Susquehanna River viewed as a landmark to unit southcentral Pennsylvania not divide
I’ve looked at a lot of photos capturing the Susquehanna River but saw a bunch of new images at a preview of an exhibit this week.
One photograph, in particular, caught my attention. It showed two iron bridge spans standing in the middle of the river amid the wreckage of their wooden counterparts.
Here’s the background:
After Union troops burned the Susquehanna River bridge to keep rebel invaders on the west bank in 1863, about six years passed before another structure spanned the river between York and Lancaster counties.
Someone came up with idea of installing two iron spans near mid-river. If the bridge again was ignited, the loss would be 50 percent, at most.
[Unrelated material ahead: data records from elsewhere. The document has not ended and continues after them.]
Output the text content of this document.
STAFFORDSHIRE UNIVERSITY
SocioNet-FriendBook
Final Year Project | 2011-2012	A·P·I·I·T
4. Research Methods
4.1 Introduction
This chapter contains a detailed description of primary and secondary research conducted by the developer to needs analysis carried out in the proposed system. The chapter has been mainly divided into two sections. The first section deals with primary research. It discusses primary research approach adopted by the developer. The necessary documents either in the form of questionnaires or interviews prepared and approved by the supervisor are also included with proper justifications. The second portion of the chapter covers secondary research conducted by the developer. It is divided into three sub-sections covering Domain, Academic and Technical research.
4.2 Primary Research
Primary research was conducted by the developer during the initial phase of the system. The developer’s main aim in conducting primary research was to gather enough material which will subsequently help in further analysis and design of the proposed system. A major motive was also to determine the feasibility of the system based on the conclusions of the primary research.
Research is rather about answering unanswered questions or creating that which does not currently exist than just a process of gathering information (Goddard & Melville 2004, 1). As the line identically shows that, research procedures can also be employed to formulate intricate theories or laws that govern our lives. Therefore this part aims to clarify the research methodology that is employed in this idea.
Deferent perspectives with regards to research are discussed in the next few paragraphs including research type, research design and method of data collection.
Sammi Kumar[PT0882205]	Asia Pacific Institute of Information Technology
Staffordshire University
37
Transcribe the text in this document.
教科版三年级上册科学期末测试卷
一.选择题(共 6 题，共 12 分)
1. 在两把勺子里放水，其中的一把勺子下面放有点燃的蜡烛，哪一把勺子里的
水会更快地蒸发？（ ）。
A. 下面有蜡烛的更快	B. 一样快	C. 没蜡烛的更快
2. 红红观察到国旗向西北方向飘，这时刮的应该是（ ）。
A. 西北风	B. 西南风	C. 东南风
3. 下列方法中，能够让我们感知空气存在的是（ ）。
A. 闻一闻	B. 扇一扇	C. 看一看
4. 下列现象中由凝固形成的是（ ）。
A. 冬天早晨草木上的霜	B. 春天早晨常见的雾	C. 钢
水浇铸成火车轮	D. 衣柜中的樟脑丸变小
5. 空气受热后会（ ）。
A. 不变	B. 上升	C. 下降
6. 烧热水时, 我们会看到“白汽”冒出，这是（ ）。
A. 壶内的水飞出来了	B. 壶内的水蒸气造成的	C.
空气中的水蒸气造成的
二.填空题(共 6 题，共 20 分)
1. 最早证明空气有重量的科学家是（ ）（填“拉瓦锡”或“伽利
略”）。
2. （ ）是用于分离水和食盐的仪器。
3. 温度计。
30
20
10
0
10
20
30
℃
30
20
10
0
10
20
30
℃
But in 1896, a cyclone blew down that mile-long covered bridge. That is, all but the iron spans… .
I had read about all this, but never had seen an image of the iron spans. A photograph of the lonely spans and the sunken wooden structure is part of a newly opened exhibit at the York County Heritage Trust, 250 E. Market St., in York.
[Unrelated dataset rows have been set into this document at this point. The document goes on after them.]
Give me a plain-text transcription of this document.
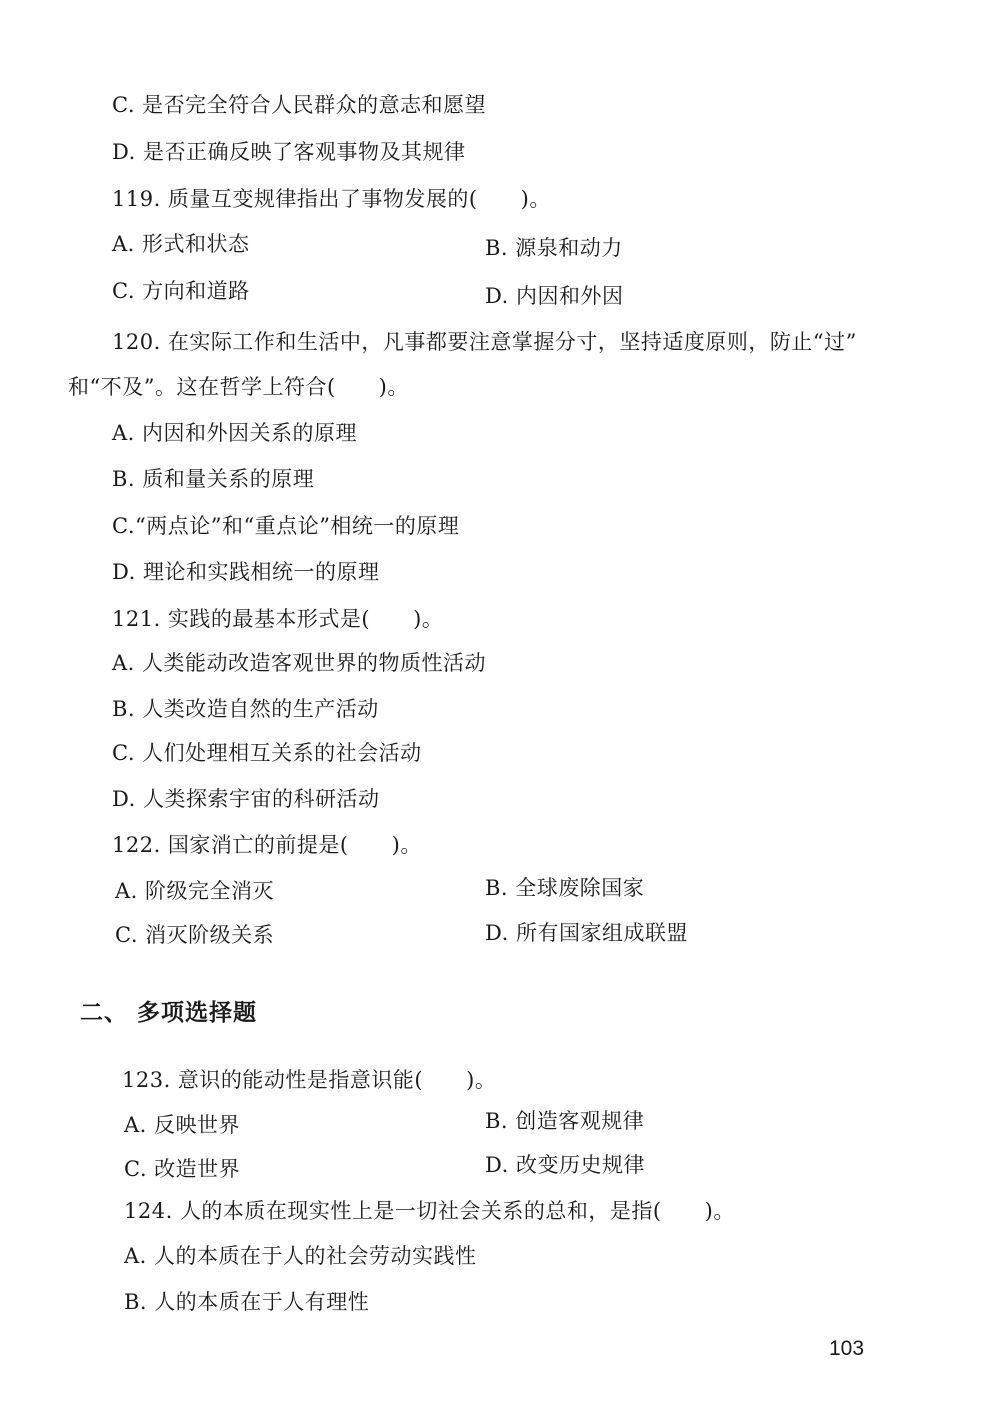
C. 是否完全符合人民群众的意志和愿望
D. 是否正确反映了客观事物及其规律
119. 质量互变规律指出了事物发展的(　　)。
A. 形式和状态	B. 源泉和动力
C. 方向和道路	D. 内因和外因
120. 在实际工作和生活中，凡事都要注意掌握分寸，坚持适度原则，防止“过”
和“不及”。这在哲学上符合(　　)。
A. 内因和外因关系的原理
B. 质和量关系的原理
C.“两点论”和“重点论”相统一的原理
D. 理论和实践相统一的原理
121. 实践的最基本形式是(　　)。
A. 人类能动改造客观世界的物质性活动
B. 人类改造自然的生产活动
C. 人们处理相互关系的社会活动
D. 人类探索宇宙的科研活动
122. 国家消亡的前提是(　　)。
A. 阶级完全消灭	B. 全球废除国家
C. 消灭阶级关系	D. 所有国家组成联盟
二、 多项选择题
123. 意识的能动性是指意识能(　　)。
A. 反映世界	B. 创造客观规律
C. 改造世界	D. 改变历史规律
124. 人的本质在现实性上是一切社会关系的总和，是指(　　)。
A. 人的本质在于人的社会劳动实践性
B. 人的本质在于人有理性
103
A counterpart exhibit opened in Lancaster County this summer.
Exhibit organizers — the Heritage Trust, Lancaster County Historical Society and the Lancaster-York Heritage Region — point out that the river should unite the two counties rather than divide them.
Indeed, more such joint efforts will help the two counties to think regionally.
The exhibit is titled “Along the Susquehanna, How the River Shapes Our Region.” Certainly, that’s an apt title, and the exhibit offers plenty to shape the better part of an afternoon at the Heritage Trust.